The refrigerator refrigerating chamber is a food preservation container which is frequently used by people, is also a place where Listeria monocytogenes is easy to breed, and because of the harm of the Listeria monocytogenes, the Listeria monocytogenes needs to be removed regularly, and the use of common antibiotics is easy to generate drug resistance, has unsatisfactory effect and can pollute food stored in the refrigerator.
Disclosure of Invention
In order to overcome the defects in the prior art, the invention provides a method for inhibiting listeria monocytogenes by using the mulberry ketone G and application thereof on the basis of discovering that the mulberry ketone G has stronger sterilization performance on listeria monocytogenes for the first time through a large number of researches.
The method for inhibiting listeria monocytogenes by using the mulberry ketone G adopts the following steps:
the mulberry ketone G is prepared into a solution or suspension with the concentration not lower than 4 mug/mL, and then the solution or suspension is contacted with the listeria monocytogenes to inhibit the listeria monocytogenes,
if the Listeria monocytogenes in the refrigerator refrigerating chamber is eliminated, a certain amount of mulberry ketone G and water can be placed into a watering can for stirring or shaking to prepare a solution or suspension with the concentration of not less than 4 mug/mL, and then the watering can is aimed at the refrigerator refrigerating chamber for spraying.
Morone G can also be made into various forms of emulsion, oral preparation, etc. for treating diseases related to Streptococcus agalactiae infection, or disinfectant for killing Listeria monocytogenes.
The invention is based on the finding that the mulberry ketone G has stronger sterilization performance on the listeria monocytogenes, and determines the MIC and MBC of the mulberry ketone G on the listeria monocytogenes, researches the effect of the mulberry ketone G on the growth curve of the listeria monocytogenes, researches the influence of the mulberry ketone G on the cell morphology of the listeria monocytogenes, and finally makes the result that the result is simpler, but consumes a great deal of energy and creative labor.
The mulberry ketone G (Kuwanon G) is a flavonoid compound extracted from cortex Mori of Morus, which is root bark of Morus alba L of Morus genus of Moraceae family, and is also called white mulberry bark or root bark of Morus alba. Mulberry is a functional plant for both medicine and food, and is used as a medicine in the east and west. In China, the Chinese medicinal herbs can be traced to Shen nong Ben Cao Jing (Shen nong's herbal), and all the later generation herbal meridians are recorded. Although the mulberry ketone G has strong antibacterial activity on staphylococcus aureus, streptococcus faecalis, bacillus subtilis and certain mould, the mulberry ketone G also has the functions of anti-inflammatory, blood pressure reduction, enzyme activity inhibition, blood sugar reduction and the like. However, the antibacterial effect and the antibacterial mechanism of Guan Sangtong G on listeria monocytogenes are not reported in the domestic and foreign documents, and the killing and inhibiting effects of the mulberone G on listeria monocytogenes cannot be predicted in the prior art, so that the antibacterial effect and the antibacterial mechanism of the mulberone G on listeria monocytogenes are researched.
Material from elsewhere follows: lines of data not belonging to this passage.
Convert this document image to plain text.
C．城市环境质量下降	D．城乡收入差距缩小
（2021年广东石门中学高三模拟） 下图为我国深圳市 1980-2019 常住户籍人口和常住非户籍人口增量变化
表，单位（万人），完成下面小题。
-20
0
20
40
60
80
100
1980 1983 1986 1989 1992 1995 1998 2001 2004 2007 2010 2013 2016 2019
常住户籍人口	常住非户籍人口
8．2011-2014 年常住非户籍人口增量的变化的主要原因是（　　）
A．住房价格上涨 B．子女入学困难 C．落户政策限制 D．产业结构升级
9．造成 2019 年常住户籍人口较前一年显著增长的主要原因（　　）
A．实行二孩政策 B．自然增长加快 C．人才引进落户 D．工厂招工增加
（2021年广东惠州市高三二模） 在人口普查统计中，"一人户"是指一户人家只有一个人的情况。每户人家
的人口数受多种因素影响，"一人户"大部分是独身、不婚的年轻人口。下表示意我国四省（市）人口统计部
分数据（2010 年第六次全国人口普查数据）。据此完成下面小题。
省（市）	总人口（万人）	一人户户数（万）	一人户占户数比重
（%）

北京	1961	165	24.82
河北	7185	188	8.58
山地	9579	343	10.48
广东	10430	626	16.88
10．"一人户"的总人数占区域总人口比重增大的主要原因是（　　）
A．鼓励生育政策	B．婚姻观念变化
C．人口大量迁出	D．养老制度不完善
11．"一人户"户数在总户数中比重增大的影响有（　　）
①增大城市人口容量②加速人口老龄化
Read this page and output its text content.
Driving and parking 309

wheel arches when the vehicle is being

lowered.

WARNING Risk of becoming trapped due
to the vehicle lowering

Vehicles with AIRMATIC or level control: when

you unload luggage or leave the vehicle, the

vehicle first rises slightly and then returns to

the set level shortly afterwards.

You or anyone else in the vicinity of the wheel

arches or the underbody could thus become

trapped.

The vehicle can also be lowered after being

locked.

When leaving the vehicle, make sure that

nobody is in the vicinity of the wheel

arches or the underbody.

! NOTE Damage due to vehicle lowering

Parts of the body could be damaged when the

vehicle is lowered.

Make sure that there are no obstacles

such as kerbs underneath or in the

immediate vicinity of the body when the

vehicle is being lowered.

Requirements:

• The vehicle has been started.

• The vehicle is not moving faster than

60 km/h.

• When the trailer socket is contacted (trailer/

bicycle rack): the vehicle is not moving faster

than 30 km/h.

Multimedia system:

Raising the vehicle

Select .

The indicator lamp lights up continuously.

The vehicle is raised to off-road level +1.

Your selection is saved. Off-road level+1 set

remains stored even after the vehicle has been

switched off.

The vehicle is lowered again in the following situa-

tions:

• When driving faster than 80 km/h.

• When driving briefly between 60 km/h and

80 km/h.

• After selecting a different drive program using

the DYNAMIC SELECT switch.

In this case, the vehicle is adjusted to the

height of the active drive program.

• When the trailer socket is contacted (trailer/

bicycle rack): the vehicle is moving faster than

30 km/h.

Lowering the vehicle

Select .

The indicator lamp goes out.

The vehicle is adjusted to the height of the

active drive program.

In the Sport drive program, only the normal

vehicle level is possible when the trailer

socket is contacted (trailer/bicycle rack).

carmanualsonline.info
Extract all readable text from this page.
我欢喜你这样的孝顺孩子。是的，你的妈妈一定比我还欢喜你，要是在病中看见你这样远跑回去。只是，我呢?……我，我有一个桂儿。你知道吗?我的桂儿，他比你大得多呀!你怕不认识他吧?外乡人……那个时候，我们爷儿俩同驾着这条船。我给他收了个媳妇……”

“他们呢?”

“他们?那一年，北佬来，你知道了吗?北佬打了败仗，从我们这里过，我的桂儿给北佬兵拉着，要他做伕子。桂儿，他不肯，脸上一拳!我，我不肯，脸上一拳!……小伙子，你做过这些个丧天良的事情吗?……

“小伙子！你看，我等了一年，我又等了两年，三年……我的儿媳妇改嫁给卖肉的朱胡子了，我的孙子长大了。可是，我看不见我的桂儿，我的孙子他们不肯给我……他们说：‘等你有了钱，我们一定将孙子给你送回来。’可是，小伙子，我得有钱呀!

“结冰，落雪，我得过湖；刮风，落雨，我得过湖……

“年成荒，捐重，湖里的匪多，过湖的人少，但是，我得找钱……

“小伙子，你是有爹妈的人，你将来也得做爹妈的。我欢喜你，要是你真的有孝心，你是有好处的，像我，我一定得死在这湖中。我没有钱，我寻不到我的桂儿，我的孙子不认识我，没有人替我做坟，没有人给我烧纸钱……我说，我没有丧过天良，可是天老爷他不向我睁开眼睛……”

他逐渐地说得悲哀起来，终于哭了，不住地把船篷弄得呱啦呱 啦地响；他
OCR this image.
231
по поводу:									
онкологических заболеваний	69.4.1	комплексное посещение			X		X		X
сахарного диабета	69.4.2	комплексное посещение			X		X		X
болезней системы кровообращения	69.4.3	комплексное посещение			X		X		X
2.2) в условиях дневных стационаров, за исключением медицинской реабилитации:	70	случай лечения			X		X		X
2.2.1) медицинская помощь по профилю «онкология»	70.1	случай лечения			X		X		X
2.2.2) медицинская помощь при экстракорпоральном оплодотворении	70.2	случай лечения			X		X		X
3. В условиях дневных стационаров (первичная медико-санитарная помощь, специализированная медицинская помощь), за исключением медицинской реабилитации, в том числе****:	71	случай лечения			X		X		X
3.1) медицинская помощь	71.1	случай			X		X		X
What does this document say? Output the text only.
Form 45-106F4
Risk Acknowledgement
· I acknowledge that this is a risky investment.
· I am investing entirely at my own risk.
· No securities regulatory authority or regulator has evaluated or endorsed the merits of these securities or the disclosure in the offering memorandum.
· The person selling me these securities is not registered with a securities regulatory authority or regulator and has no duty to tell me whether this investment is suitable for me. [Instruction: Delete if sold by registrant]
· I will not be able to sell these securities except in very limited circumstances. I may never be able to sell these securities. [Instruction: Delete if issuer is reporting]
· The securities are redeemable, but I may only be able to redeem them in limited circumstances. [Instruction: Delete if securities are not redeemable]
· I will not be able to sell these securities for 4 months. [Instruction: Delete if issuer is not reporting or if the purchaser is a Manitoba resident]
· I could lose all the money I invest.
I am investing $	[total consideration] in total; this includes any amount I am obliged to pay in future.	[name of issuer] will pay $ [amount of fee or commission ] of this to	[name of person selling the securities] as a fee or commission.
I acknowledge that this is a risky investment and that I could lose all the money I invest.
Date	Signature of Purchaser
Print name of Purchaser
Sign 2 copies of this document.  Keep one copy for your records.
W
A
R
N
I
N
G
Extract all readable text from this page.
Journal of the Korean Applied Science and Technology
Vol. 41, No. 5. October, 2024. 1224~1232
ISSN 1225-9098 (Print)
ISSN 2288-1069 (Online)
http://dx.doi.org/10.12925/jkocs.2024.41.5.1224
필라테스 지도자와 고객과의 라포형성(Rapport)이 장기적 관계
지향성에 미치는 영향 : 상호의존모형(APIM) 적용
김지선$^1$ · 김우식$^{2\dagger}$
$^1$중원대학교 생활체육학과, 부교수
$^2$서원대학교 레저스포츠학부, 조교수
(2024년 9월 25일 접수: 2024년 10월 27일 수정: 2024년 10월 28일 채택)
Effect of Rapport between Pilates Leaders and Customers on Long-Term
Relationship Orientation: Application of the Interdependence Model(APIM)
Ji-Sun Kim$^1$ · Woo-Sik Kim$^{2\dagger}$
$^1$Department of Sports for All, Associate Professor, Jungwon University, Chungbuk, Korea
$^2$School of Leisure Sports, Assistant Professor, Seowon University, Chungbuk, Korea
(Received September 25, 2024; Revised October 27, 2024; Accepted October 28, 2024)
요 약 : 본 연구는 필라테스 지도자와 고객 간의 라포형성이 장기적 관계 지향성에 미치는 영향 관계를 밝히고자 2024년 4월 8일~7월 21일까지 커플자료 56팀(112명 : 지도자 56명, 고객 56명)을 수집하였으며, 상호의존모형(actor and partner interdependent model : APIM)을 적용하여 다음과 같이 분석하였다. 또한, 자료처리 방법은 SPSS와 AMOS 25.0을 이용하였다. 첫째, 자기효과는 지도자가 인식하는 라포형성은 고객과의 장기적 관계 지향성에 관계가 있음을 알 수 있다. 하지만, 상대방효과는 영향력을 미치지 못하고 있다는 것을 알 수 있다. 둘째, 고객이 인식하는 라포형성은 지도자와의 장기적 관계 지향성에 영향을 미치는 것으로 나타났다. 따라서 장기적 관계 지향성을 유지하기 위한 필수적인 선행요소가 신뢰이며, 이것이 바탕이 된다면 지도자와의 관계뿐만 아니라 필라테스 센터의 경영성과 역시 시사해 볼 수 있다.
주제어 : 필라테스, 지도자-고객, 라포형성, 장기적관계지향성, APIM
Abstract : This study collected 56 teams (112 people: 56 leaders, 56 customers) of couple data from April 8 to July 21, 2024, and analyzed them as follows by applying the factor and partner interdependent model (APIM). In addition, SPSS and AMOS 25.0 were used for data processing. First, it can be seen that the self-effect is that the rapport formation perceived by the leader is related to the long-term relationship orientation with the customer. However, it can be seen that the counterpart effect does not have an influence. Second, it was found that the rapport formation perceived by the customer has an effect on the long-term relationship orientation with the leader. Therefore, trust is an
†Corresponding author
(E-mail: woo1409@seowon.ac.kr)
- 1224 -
Materials and reagents: listeria ATCC19115, chinese collection of strains; brain heart infusion broth (Brain Heart Infusion, BHI), inc. Of microbiology, inc; mulberone G (Kuwanon G) is greater than 99% pure. Bacterial protein extraction kit: bacterial Protein Extraction Kit, shanghai worker; the remaining reagents were all analytically pure.
Main instruments and equipment: high-pressure steam sterilizing pot: ZEALWAY, a well-known scientific and technological development Co., ltd; biochemical incubator: SPX type, hangzhou Shuomen professional instrument factory; oscillating shaking table: SY-2230, shanghai Jingqi company; UV spectrophotometers, bioSpectrometer-D30, guangzhou Leider Biotechnology Co., ltd; german Karl Cai Sichang emission scanning electron microscope, model Sigma HD.
Bacterial liquid and liquid medicine preparation: preparing a bacterial suspension: inoculating the glycerol cryopreserved listeria monocytogenes into sterilized BHI broth, culturing at 37deg.C for 16 h to logarithmic phase, and calibrating bacterial concentration to 1×10 with BHI broth 8 CFU/mL, and stored in a refrigerator at 4 ℃ for standby. Morone G was prepared as a mother liquor at a concentration of 1024. Mu.g/mL using dimethyl sulfoxide as a solvent.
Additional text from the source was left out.